Finely directed by the always reliable Ron OJ Parson, on a set designed by Regina Garcia, this is 105 minutes (no intermission) of pure story-telling. Kenyatta, who was an activist during the Black Power Movement has come to find his little girl so that he can mend fences so to speak. At least that is what we are led to believe. But as we learn, Nina’s mother, who has recently passed, left her a bundle of letters from the past. These letters deal with the times and the “movement” itself, possibly naming names, thus they may have a value far beyond what either father or daughter might expect. These are two lost people, each trying to rid the memories of their past so they can go on with life as it is.

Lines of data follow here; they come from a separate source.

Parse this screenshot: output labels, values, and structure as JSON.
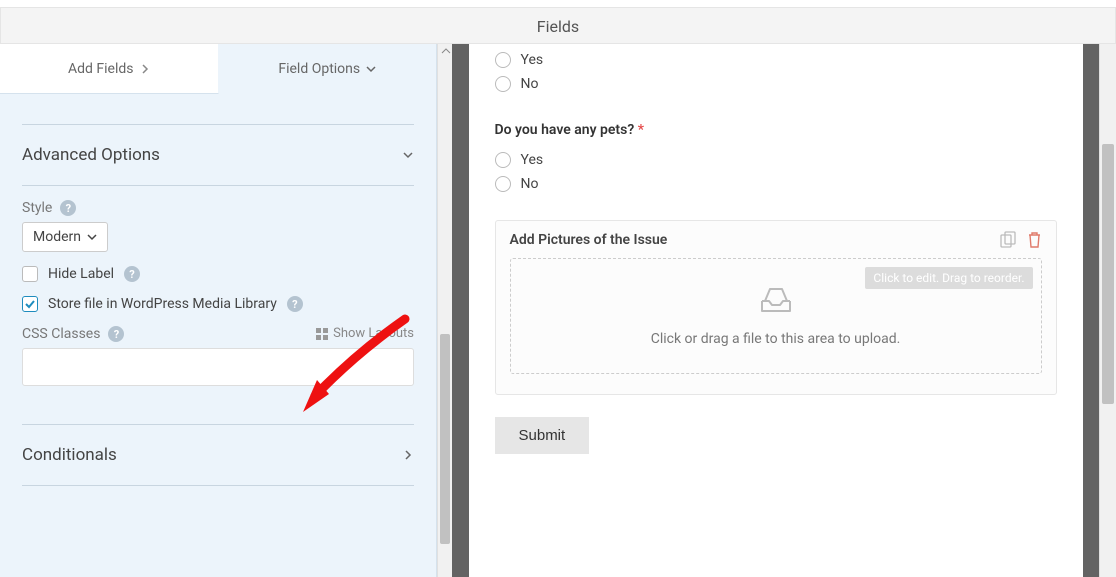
{
  "header": {
    "title": "Fields"
  },
  "tabs": {
    "add": "Add Fields",
    "options": "Field Options"
  },
  "sidebar": {
    "advanced": {
      "title": "Advanced Options"
    },
    "style": {
      "label": "Style",
      "selected": "Modern"
    },
    "hide_label": {
      "label": "Hide Label",
      "checked": false
    },
    "store_media": {
      "label": "Store file in WordPress Media Library",
      "checked": true
    },
    "css": {
      "label": "CSS Classes",
      "show_layouts": "Show Layouts",
      "value": ""
    },
    "conditionals": {
      "title": "Conditionals"
    }
  },
  "form": {
    "q1": {
      "opt_yes": "Yes",
      "opt_no": "No"
    },
    "q2": {
      "label": "Do you have any pets?",
      "opt_yes": "Yes",
      "opt_no": "No"
    },
    "upload": {
      "title": "Add Pictures of the Issue",
      "hint": "Click or drag a file to this area to upload.",
      "tooltip": "Click to edit. Drag to reorder."
    },
    "submit": "Submit"
  }
}
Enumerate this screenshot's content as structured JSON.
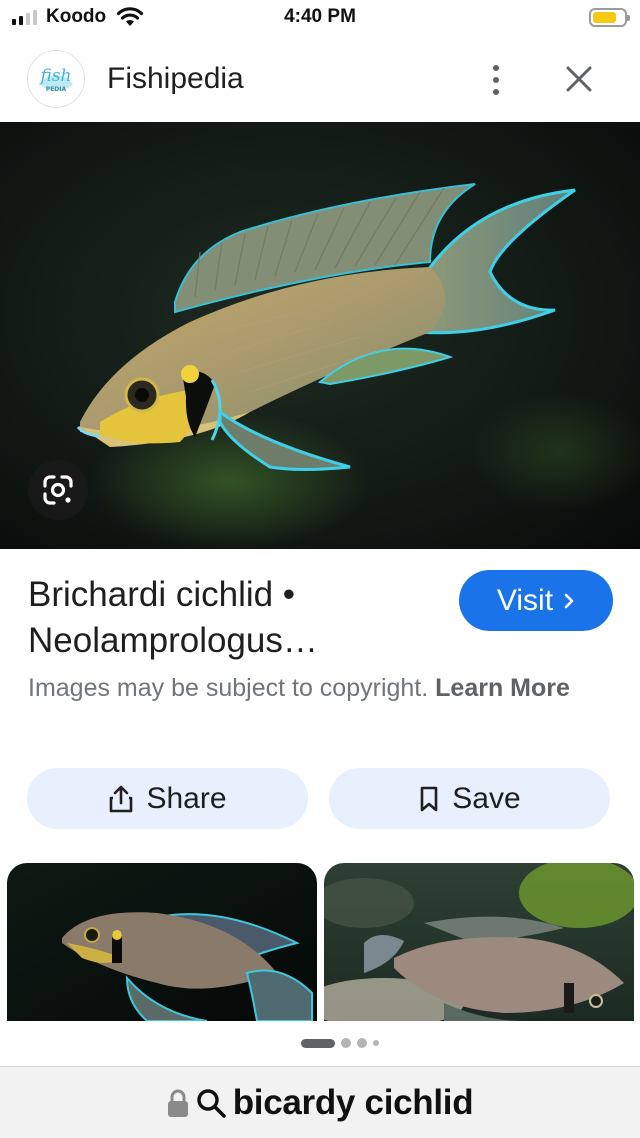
{
  "status_bar": {
    "carrier": "Koodo",
    "time": "4:40 PM",
    "signal_bars": 4,
    "signal_active": 2,
    "battery_level": 0.78,
    "battery_color": "#f6c915"
  },
  "header": {
    "site_name": "Fishipedia",
    "logo_text": "fish",
    "logo_subtext": "PEDIA",
    "more_icon": "more-vert-icon",
    "close_icon": "close-icon"
  },
  "main_image": {
    "subject": "fish photo",
    "lens_icon": "google-lens-icon"
  },
  "result": {
    "title": "Brichardi cichlid • Neolamprologus…",
    "visit_label": "Visit",
    "copyright_text": "Images may be subject to copyright.",
    "learn_more": "Learn More"
  },
  "actions": {
    "share_label": "Share",
    "save_label": "Save"
  },
  "pager": {
    "pages": 4,
    "current": 1
  },
  "url_bar": {
    "query": "bicardy cichlid",
    "lock_icon": "lock-icon",
    "search_icon": "search-icon"
  },
  "colors": {
    "accent": "#1a73e8",
    "action_bg": "#e8f0fe"
  }
}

Speaking of life as it is, Nina, is a prostitute , or so we are led to believe, and drug dealer, living in a studio apartment in a seedy section of Brooklyn with her boyfriend, Damon (deftly handled by Kelvin Roston, Jr.). They are bound by their dreams, but he also has some loose ends that tear his life apart. He had a wife who has left him and taken him away from his son. His son represents his manhood to him and losing him is difficult for his ego and morale. His drug dealing and her work is what keeps them alive and pays the bills. But they have a dream! At least Nina does. To travel overseas and start life over. They are stashing money away so they can have that dream.

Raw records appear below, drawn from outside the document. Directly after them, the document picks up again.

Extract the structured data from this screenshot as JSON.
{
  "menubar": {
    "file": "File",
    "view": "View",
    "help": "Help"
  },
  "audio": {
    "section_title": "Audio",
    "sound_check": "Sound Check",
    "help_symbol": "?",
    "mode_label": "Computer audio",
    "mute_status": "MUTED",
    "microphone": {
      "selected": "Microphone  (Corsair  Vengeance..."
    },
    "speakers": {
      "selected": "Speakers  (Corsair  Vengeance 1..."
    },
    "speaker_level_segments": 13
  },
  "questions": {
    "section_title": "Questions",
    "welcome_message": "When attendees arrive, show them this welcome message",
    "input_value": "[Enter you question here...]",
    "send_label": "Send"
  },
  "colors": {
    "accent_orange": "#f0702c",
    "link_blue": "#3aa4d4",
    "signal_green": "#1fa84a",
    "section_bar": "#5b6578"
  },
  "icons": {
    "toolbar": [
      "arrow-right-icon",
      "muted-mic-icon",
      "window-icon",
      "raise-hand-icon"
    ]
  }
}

When “daddy” comes, confronting his daughter about these letters, Nina begins to see that the money she needs to live her dream may be imminent. At the same time, Damon thinks that she may leave him and go off alone to live her own dream. Kenyatta only wants to clear the air with his daughter and to see exactly what his wife had in those letters. In order to leave some of the mystery of this well written script open for you to see, I will tell you that this is a highly energetic cast presenting a story that makes a lot of sense. The truths that come out are a sign of the times back then (and possibly now). The father felt that what he was doing was for all of the people, despite his own flesh and blood feeling that he ran off and left them behind. All three of these characters are flawed! But, all three of these characters are real! If you recall the headlines and stories of the Black Panther Party and their programs, you just might find yourselves understanding the father. If you have even been left behind by a loved one, you might find yourself sympathizing with Nina. If you are a dad who has had your child taken away from you, you will understand the feelings of Damon. As I said earlier, three human beings, all with flaws (as most of us are) and a story that brings them all together (or does it?).

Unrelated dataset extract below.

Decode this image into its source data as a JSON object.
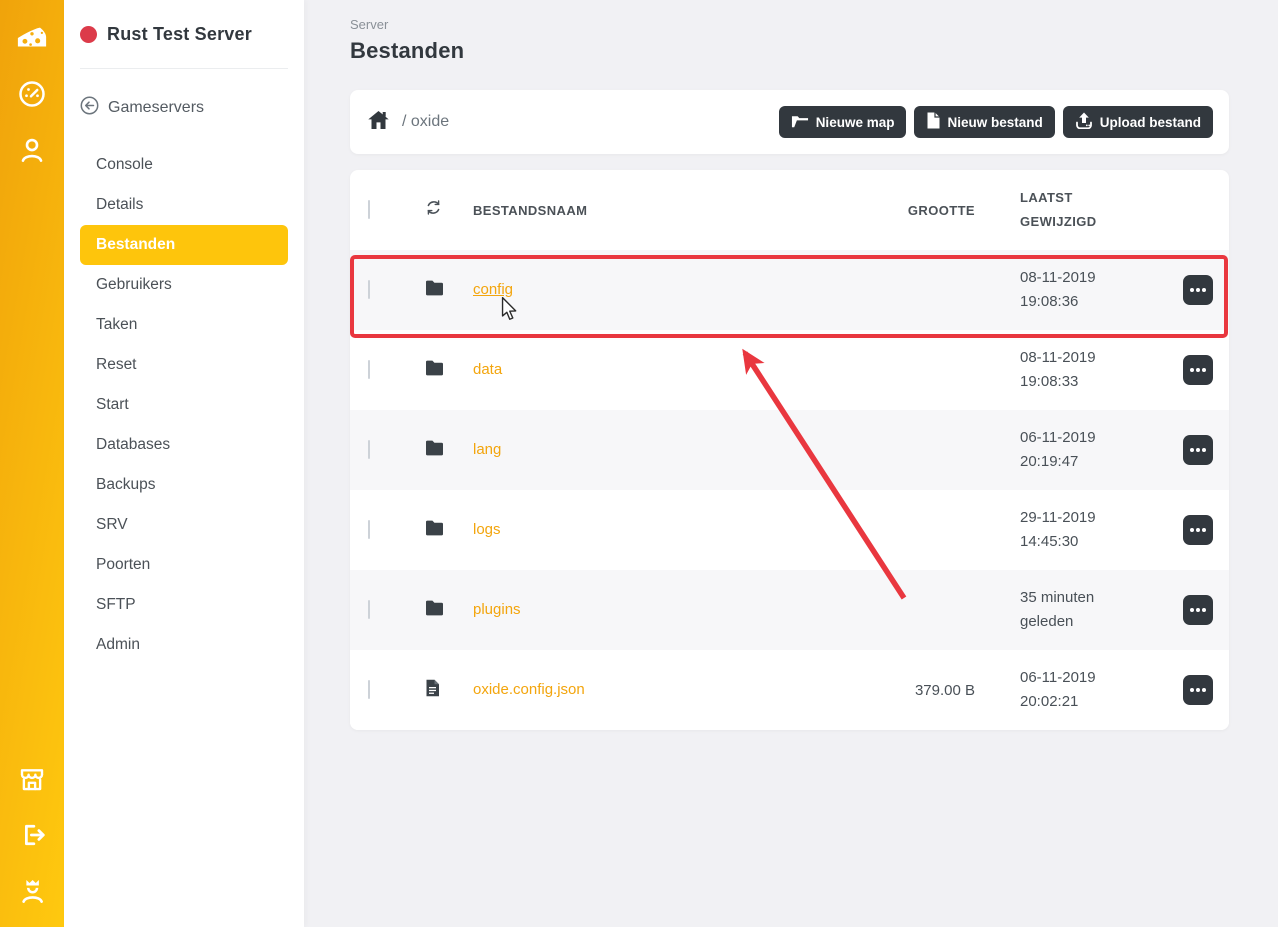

On the technical side, I must commend Jared Gooding for his lighting,, Christine Pascual for her costumes, Christopher Kriz for his sound and the sparkling original music and Vivian Knouse for her props. The total picture could not have this much strength without the technical aspect of the production
“Sunset Baby” will continue at Timeline Theatre located at 615 West Wellington Avenue ( just west of Broadway) in the Wellington Avenue United Church of Christ, through April 10th with performances as follows:
Thursdays 7:30 p.m.
Fridays 8 p.m.
Saturdays 4 and 8 p.m.
Sundays 2 p.m.
EXCEPTIONS: 2/10 at 8:30 p.m.
3/24 at 8:30 p.m.
no show 3/18
added performance 3/20 at 6 p.m.
Tickets range from $38-$51 and can be purchased by calling 773-281-8463 or online at www.timelinetheatre.com, where you can also learn about the open discussions that tie in with the shows. You can also check out www.timelinetheatre.com/sunset_baby/events.htm
Public transportation is easy access and the theater is handicap accessibility.
By the way, if you dine at The Bagel, a block north on Broadway, they will allow you to park in their lot- make sure you tell them your plate number and car make, and as my grandma used to say Enjoy!